ついでに言えば、金弘一(キム・ホンイル、金大統領の長男)議員が大宇(デウ、破たんした財閥系企業)から、巨額の秘密資金を受取ったとする事実(!)も然り。今回のように、政治資金を渡した側から確実かつ具体的に、さらに自発的に事実の確認を行なったケースが、これまでにほとんどなかったにもかかわらず、この問題は何時の間に正体を隠しつつある。

それが、大宇に限ったことだっただろうか。また、この類の問題が公訴時効が終ったとされる1988年だけのことだっただろうか。氷山の大きさを測りかねる状況の中で、この事件はさまざまな内部事情によって焦点がぼやけている。もちろん、当面は表沙汰にならずに済んだとしても、この事件が地球上から永遠に沈黙を保つことはできないだろう、と察しはつく。まだ任期を1年余りも残しているにもかかわらず、問題が浮彫りになり始めたとすれば、任期後の事情がどのようであるかは火を見るより明らかなことだが、しかし今のところは、やはり批判はタブーであるようだ。

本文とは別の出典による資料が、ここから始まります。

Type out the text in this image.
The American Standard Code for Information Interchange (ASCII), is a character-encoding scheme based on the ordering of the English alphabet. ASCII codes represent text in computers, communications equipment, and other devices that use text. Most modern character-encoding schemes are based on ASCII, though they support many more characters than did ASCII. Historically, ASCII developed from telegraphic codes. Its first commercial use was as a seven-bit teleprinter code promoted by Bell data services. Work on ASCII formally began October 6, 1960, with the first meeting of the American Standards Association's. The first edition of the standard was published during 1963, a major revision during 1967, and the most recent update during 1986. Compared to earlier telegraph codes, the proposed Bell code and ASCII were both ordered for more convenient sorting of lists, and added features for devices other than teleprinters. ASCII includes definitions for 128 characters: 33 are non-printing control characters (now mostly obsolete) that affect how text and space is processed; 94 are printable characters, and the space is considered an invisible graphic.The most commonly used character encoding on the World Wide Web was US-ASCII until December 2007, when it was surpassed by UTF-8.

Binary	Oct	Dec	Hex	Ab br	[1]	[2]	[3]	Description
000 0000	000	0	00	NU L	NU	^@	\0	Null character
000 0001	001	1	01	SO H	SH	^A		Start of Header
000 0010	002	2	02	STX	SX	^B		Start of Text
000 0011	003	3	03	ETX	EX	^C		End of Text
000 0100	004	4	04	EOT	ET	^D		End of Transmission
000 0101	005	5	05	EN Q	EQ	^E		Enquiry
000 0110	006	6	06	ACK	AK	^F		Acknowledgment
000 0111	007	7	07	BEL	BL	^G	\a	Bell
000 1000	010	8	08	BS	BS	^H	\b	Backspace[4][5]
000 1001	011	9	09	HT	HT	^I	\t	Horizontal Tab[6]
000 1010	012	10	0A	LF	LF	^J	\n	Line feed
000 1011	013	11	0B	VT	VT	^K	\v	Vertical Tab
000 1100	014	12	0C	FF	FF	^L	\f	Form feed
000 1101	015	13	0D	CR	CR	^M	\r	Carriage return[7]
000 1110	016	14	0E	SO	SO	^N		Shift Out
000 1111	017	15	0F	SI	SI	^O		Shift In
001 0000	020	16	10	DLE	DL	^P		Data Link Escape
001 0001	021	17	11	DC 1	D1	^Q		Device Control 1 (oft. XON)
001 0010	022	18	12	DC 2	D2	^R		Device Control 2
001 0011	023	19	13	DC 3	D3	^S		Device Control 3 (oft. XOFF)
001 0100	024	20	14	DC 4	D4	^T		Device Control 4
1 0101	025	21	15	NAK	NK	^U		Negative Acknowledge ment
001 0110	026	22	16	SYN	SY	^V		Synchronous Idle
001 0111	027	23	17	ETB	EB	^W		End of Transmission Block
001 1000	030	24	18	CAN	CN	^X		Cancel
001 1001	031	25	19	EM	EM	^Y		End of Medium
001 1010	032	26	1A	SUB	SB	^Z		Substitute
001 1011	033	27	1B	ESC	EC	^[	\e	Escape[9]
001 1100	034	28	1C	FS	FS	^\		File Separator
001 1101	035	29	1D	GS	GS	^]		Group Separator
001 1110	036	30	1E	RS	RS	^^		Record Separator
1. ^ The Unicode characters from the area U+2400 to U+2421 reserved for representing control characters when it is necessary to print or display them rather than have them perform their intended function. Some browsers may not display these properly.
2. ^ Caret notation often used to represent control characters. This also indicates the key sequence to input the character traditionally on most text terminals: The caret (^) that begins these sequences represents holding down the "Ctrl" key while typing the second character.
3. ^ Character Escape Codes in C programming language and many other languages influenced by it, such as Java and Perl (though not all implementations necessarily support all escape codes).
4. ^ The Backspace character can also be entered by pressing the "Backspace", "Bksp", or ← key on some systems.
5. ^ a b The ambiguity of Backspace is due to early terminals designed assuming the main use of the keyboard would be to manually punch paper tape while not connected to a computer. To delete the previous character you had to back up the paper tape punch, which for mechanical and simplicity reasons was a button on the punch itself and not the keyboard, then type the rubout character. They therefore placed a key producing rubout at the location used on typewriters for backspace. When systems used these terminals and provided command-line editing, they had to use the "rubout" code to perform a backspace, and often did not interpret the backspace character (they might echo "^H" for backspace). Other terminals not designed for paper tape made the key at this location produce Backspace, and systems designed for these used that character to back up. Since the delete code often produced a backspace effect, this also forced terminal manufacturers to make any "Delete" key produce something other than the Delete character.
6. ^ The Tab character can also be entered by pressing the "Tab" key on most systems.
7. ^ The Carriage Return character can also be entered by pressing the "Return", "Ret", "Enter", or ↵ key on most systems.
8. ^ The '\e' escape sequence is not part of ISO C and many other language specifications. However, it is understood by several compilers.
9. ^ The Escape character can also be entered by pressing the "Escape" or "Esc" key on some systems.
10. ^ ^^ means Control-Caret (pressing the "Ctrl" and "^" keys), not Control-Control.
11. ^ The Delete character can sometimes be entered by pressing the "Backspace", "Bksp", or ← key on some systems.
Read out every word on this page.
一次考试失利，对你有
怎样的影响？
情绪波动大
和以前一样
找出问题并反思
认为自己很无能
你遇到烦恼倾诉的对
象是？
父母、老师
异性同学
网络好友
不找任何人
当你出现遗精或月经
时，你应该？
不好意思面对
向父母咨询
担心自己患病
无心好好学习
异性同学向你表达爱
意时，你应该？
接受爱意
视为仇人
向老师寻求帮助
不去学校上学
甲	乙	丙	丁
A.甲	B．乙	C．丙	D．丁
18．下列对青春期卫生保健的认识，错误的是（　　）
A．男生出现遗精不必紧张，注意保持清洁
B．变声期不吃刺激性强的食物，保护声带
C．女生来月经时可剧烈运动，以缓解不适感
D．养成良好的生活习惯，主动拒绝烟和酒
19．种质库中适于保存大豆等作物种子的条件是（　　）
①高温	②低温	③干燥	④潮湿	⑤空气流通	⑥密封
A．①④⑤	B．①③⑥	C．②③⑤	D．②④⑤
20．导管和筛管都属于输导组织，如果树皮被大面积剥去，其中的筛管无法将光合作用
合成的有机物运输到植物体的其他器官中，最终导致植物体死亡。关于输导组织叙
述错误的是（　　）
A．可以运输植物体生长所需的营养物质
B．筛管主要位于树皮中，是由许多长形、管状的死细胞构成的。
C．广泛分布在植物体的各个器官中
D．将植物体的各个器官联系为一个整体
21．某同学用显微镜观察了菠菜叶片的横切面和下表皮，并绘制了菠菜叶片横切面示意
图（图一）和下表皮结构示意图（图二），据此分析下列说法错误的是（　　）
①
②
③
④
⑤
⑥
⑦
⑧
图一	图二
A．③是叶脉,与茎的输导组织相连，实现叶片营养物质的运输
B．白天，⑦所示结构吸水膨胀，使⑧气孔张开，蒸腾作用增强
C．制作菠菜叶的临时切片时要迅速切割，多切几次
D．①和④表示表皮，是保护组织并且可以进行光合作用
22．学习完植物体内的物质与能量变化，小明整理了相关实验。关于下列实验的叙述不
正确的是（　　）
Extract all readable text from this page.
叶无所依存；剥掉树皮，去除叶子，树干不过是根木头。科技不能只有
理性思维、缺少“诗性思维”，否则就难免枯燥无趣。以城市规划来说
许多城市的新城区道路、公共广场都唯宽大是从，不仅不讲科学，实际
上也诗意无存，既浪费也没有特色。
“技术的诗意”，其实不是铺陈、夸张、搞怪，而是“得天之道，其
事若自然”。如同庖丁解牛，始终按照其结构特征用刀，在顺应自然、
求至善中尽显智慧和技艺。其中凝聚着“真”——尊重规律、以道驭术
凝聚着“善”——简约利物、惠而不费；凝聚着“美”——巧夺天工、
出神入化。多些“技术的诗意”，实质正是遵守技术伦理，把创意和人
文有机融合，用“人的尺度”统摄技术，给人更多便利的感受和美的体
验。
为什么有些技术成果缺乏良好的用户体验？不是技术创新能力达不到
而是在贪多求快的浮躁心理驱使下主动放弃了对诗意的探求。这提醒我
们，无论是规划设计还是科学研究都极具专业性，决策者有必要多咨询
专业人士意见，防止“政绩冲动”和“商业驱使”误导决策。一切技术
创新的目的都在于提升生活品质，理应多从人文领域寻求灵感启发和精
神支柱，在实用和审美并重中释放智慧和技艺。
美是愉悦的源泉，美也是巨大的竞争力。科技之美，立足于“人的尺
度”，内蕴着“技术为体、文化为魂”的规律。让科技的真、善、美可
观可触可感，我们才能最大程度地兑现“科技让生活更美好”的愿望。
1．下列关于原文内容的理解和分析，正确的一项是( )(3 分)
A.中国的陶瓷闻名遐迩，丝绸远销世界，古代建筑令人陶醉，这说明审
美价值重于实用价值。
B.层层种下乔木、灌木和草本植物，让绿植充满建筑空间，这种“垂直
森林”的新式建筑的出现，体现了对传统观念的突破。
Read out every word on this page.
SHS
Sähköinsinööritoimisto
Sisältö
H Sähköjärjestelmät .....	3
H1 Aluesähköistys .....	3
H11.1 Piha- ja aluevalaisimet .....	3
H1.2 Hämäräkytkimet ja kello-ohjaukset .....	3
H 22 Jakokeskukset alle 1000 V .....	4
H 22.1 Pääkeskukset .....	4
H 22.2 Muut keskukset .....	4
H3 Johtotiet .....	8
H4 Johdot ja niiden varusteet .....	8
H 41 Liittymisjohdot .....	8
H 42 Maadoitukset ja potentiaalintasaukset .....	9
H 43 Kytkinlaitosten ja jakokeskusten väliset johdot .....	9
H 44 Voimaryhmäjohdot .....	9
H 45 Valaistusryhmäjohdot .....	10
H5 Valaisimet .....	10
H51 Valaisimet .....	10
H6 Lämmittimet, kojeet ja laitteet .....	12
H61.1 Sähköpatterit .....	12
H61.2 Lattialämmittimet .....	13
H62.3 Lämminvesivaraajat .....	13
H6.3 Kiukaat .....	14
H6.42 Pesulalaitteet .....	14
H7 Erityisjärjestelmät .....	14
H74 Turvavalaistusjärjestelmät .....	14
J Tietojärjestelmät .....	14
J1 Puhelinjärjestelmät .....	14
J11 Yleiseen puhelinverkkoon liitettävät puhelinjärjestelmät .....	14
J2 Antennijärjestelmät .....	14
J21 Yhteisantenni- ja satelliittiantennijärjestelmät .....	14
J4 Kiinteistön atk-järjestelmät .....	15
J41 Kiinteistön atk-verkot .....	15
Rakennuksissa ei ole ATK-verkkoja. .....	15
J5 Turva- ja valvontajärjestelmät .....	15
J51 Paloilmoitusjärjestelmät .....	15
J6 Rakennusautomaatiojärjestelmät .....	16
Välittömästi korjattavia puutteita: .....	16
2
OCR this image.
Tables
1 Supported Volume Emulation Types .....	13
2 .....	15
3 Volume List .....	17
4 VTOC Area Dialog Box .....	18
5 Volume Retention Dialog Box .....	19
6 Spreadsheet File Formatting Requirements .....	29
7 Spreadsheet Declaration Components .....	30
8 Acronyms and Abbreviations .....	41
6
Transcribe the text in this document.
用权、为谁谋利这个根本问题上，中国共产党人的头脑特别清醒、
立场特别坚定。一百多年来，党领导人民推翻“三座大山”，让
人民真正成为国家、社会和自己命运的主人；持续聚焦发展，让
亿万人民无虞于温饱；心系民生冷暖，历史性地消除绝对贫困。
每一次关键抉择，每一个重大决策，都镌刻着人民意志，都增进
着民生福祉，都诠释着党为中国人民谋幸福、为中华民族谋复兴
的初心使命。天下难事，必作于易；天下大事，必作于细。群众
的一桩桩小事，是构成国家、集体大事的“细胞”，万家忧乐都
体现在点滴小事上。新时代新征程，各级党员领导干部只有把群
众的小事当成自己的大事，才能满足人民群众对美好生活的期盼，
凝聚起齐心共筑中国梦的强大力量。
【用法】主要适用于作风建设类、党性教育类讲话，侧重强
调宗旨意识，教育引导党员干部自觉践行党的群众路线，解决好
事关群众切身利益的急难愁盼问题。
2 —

大統領に最も近い権力機関を総なめにした不祥事と、大宇の秘密資金の授受をめぐる噂、そして、この事件の中心に立たされている大統領息子のしがない言い訳などにより、腐敗した政局の年末は、いつにもまして落着かず、慌ただしい様子だ。まだ完結していない不祥事の続編が新年早々政局を飾ると分かっているからには、古きを捨て新しきを迎える希望を抱いて新年を始めるのも難しくなった。罪なき国民が、憂いの中で一年を送らなければならない昨今の事態は、大統領の専制君主的権威が続く限り、おそらく歴史の中で絶えず繰返されることだろう。